I. For example, factors V_a and VIII_a are degraded by protein C

II. Protein C is activated by thrombin binding to endothelial receptor, thrombomodulin

III. Defects in protein C can cause thrombotic disease

• Specific inhibitors Antithrombin III (AT3) Enhanced by heparin binding AT3-heparin does not act on thrombomodulin-bound thrombin.

Question 19

Outline classic haemophilia as a defect in factor VIII.

Answer 19

• Factor VIII (‘antihaemophilic factor’) is not a protease, but markedly stimulates the activity of factor IX_a , a serine protease.
• The activity of factor VIII is markedly increased by limited proteolysis by thrombin and factor X_a.
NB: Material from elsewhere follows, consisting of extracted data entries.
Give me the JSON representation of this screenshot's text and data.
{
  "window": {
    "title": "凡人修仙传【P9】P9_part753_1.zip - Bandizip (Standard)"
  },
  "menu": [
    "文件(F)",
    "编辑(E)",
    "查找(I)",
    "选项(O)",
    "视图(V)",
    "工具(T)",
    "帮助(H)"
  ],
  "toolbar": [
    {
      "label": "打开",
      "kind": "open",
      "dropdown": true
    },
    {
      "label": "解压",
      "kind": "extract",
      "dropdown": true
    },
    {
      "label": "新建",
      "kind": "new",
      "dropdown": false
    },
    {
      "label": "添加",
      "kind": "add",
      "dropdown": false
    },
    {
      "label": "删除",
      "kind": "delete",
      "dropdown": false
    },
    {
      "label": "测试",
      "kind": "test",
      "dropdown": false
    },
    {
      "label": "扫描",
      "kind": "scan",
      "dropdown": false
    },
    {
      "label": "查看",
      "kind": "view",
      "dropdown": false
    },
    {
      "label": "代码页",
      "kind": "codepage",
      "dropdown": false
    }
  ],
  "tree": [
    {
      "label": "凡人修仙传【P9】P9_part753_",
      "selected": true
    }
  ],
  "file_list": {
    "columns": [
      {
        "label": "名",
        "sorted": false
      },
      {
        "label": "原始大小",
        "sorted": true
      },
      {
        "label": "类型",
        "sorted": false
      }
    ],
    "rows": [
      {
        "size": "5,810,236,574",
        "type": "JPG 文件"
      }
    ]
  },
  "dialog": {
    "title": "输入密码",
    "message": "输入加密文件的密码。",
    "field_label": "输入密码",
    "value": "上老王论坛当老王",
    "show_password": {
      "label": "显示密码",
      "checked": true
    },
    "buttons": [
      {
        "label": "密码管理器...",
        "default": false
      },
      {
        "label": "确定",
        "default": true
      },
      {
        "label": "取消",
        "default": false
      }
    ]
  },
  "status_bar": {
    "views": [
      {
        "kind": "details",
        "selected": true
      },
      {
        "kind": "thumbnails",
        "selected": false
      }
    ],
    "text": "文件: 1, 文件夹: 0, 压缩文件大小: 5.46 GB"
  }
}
This positive feedback amplifies the clotting signal and accelerates clot formation.
• Treatment with recombinant factor VIII

Question 20

State the key control points in blood clotting

Answer 20

​- Inactive zymogens present at low concentration.

• Proteolytic activation.
• Amplification of initial signal by cascade mechanism.
• Clustering of clotting factors at site of damage.
• Feedback activation by thrombin ensures continuation of clotting.
• Termination of clotting by multiple mechanisms.
• Clot breakdown controlled by proteolytic activation.